Veranschaulichung des zentralen Grenzwertsatzes — Abb. 77 Demonstration of the central limit theorem: In the panel (a), we have a non-normal population distribution, and the remaining panels show the sampling distribution of the mean for samples of size 2 (panel b), 4 (panel c) and 8 (panel d) for data drawn from the distribution in the top-left panel. As you can see, even though the original population distribution is non-normal the sampling distribution of the mean becomes pretty close to normal by the time you have a sample of even four observations.

On the basis of these figures, it seems like we have evidence for all of the following claims about the sampling distribution of the mean:

The mean of the sampling distribution is the same as the mean of the population.
The standard deviation of the sampling distribution (i.e., the standard error) gets smaller as the sample size increases.
The shape of the sampling distribution becomes normal as the sample size increases.
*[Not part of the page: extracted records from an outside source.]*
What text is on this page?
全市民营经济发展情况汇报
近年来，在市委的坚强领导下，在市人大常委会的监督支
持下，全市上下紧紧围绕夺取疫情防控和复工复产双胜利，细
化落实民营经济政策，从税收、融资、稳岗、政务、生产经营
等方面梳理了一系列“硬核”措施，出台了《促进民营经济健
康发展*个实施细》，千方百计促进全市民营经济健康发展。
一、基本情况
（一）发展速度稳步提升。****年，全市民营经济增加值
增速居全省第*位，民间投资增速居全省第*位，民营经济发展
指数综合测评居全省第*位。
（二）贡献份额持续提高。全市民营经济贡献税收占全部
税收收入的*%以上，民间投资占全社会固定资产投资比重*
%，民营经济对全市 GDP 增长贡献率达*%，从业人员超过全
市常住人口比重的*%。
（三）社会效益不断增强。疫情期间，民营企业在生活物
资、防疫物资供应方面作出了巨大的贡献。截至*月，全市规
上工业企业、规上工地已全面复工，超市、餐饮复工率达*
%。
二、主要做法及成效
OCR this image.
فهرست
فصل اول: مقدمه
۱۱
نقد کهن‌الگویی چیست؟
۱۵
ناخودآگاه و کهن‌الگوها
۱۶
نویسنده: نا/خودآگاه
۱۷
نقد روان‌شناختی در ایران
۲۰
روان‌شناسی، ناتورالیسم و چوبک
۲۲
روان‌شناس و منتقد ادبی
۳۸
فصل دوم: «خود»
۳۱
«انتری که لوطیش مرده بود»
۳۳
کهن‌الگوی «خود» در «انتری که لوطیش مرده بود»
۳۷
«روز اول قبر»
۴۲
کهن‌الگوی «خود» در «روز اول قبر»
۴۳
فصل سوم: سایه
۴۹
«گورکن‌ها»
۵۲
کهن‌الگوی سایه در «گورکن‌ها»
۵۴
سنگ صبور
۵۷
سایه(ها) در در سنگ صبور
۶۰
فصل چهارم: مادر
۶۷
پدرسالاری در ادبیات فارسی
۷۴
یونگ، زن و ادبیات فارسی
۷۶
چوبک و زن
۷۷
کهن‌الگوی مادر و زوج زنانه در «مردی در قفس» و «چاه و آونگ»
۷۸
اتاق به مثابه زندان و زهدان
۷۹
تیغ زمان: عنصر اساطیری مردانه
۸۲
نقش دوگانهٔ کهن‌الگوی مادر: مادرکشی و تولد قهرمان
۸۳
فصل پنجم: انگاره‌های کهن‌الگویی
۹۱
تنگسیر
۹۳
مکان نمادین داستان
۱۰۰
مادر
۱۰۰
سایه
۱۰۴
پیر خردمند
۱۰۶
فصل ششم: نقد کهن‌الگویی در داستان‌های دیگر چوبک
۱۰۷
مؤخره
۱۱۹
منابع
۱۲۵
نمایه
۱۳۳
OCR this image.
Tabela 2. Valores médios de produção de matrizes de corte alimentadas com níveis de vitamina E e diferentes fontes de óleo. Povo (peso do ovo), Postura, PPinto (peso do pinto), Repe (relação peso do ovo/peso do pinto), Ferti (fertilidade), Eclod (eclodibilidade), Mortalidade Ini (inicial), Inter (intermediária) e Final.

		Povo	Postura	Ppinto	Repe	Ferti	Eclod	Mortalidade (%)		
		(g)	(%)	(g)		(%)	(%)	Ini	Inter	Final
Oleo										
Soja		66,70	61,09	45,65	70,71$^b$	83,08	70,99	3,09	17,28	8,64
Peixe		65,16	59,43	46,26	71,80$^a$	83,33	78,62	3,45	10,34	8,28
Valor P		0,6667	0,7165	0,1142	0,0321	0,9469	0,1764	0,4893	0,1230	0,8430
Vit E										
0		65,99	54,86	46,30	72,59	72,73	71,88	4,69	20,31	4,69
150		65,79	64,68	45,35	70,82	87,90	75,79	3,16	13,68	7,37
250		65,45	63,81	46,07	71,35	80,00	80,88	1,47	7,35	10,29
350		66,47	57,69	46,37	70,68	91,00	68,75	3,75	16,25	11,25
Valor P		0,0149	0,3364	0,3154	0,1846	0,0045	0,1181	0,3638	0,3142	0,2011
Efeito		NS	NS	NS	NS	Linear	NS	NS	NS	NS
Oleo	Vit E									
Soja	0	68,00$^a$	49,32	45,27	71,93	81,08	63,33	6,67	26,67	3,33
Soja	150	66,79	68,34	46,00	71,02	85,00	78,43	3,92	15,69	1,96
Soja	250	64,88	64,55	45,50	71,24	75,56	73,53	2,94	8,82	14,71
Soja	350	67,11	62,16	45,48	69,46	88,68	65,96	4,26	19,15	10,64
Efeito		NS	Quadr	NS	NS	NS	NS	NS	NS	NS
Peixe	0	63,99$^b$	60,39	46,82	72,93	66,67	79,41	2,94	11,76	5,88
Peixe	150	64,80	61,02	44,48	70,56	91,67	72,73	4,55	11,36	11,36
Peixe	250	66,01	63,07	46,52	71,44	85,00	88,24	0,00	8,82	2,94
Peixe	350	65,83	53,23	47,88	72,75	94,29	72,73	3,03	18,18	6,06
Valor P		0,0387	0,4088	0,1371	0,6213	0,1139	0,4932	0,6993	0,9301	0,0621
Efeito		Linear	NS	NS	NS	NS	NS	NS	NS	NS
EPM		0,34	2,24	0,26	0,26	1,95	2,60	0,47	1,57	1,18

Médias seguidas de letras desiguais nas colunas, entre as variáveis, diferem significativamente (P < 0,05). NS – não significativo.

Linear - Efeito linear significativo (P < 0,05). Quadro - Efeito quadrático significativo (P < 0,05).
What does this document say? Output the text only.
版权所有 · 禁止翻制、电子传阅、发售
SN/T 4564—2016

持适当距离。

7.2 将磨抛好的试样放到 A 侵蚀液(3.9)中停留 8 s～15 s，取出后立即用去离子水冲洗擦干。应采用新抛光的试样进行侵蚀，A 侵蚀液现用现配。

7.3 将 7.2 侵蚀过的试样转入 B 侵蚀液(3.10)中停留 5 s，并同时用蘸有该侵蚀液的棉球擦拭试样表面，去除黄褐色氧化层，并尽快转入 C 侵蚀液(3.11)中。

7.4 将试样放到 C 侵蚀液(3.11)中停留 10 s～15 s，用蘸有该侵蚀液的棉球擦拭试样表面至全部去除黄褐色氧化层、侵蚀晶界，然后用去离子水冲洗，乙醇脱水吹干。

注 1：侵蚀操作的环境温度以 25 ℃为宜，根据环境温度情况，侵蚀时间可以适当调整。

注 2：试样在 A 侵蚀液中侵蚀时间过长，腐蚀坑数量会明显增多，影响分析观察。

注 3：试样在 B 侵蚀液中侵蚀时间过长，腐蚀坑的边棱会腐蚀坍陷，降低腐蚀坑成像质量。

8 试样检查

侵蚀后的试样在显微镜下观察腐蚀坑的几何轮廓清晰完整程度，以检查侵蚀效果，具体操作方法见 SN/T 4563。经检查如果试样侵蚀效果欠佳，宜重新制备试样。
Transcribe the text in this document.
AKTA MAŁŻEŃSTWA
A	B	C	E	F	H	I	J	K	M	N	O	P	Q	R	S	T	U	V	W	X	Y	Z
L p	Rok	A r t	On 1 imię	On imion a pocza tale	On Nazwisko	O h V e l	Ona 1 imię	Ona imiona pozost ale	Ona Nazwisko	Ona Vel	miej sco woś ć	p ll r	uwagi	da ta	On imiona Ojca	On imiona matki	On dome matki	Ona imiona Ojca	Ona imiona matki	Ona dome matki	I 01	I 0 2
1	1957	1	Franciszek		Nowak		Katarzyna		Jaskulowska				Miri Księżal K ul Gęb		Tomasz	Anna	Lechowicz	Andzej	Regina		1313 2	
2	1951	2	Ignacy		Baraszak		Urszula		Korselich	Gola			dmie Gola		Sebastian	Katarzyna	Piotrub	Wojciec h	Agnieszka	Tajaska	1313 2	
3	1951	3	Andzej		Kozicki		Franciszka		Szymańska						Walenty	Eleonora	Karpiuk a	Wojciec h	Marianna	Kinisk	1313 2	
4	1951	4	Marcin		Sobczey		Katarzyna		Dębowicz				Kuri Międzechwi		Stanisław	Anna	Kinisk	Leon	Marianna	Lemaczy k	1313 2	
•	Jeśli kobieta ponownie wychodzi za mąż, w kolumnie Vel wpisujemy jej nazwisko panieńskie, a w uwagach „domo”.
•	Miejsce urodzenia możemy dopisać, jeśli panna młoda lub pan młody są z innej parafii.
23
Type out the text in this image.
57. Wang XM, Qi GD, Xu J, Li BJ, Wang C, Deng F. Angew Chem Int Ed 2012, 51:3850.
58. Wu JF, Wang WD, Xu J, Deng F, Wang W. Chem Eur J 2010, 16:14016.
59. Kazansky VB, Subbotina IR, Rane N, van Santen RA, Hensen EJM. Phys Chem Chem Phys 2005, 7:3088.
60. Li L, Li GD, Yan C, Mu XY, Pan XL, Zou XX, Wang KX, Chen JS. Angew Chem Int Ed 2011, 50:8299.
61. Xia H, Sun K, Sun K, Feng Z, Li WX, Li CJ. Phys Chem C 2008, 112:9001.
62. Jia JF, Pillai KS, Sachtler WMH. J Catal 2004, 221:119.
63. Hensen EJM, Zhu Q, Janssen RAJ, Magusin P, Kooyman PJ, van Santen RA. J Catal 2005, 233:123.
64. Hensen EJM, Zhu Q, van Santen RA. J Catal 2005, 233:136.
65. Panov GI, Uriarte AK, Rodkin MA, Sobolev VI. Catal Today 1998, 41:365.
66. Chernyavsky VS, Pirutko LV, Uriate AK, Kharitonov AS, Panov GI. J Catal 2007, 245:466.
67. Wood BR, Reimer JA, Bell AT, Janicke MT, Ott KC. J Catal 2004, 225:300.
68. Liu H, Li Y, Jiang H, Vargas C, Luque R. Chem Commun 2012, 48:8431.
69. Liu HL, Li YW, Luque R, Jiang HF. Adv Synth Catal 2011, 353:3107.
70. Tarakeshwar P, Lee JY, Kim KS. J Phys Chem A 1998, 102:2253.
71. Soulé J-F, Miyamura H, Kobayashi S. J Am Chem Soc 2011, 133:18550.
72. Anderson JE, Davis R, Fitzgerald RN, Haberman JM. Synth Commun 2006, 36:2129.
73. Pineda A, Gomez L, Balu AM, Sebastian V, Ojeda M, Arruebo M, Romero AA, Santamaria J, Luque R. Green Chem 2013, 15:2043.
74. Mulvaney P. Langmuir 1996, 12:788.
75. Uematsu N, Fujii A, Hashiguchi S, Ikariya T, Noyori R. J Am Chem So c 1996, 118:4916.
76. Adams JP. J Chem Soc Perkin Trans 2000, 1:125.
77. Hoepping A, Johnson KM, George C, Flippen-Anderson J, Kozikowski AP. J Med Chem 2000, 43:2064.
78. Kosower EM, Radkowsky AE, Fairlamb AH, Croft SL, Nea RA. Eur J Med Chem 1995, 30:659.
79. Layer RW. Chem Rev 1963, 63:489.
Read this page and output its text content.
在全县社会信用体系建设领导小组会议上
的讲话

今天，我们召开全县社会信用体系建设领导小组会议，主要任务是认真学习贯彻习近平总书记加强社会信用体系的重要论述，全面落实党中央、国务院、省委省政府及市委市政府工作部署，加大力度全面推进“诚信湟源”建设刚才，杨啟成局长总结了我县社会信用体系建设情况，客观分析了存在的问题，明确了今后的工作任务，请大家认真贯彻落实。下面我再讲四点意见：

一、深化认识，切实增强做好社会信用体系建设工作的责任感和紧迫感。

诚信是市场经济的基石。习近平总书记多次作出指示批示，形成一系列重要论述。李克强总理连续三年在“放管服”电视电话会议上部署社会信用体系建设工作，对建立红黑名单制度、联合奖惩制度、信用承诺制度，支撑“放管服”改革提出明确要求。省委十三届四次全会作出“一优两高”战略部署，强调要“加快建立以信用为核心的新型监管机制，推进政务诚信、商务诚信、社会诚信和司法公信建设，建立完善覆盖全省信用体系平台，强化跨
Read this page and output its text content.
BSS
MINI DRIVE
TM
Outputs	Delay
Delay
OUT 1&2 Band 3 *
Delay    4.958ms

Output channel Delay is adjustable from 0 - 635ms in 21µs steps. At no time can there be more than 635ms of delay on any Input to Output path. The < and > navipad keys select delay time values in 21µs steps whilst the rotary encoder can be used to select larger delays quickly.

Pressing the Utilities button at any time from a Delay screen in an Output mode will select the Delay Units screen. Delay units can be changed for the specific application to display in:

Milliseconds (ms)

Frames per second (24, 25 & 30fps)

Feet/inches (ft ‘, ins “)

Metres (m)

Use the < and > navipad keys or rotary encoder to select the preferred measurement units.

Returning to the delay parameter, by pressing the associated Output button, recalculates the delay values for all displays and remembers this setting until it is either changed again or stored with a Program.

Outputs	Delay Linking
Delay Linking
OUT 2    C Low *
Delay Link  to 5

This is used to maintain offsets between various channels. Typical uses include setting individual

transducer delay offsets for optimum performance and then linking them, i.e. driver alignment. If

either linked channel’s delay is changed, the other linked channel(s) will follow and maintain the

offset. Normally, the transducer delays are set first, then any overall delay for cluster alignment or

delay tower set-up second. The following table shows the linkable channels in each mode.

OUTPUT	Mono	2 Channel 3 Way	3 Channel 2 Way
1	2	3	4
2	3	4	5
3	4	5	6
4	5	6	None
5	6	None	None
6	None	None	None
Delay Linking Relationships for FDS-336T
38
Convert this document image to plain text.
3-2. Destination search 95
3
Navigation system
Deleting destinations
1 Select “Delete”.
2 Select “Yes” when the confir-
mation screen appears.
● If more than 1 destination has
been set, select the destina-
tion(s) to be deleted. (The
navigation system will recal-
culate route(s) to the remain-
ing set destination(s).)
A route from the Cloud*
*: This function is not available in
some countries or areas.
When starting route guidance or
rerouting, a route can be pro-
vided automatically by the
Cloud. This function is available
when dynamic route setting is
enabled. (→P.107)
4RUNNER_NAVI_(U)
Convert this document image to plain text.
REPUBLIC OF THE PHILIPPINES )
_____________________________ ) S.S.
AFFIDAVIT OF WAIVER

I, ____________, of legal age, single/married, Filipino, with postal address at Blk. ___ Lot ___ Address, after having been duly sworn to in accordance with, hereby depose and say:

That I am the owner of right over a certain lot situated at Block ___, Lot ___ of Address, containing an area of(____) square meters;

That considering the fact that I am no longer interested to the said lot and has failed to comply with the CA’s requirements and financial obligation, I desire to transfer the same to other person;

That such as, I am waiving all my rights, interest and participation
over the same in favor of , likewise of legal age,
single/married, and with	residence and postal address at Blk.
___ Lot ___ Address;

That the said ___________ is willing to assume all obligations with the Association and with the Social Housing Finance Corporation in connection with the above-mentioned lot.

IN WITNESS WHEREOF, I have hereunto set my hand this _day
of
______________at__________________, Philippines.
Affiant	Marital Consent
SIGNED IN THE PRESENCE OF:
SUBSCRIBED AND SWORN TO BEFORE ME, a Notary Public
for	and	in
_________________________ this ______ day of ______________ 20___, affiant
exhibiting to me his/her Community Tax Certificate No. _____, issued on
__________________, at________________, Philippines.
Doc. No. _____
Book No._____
As it happens, not only are all of these statements true, there is a very famous theorem in statistics that proves all three of them, known as the central limit theorem. Among other things, the central limit theorem tells us that if the population distribution has mean µ and standard deviation σ, then the sampling distribution of the mean also has mean µ and the standard error of the mean is:

\[\mbox{$SEM$} = \frac{\sigma}{ \sqrt{$N$} }\]

Because we divide the population standard deviation σ by the square root of the sample size N, the SEM gets smaller as the sample size increases. It also tells us that the shape of the sampling distribution becomes normal.[1]

Dieses Ergebnis ist für alle möglichen Dinge nützlich. Es sagt uns, warum große Experimente zuverlässiger sind als kleine, und weil es eine explizite Formel für den Standardfehler angibt, sagt es uns wie viel zuverlässiger ein großes Experiment ist. Sie sagt uns auch, warum die Normalverteilung, normal ist. In realen Experimenten sind viele der Dinge, die wir messen wollen, eigentlich Durchschnittswerte aus vielen verschiedenen Größen (z. B. ist die „allgemeine“ Intelligenz, die durch den IQ gemessen wird, wohl ein Durchschnittswert aus einer großen Anzahl „spezifischer“ Fähigkeiten und Fertigkeiten), und wenn das passiert, sollte die gemittelte Größe einer Normalverteilung folgen. Aufgrund dieses mathematischen Gesetzes taucht die Normalverteilung immer wieder in realen Daten auf.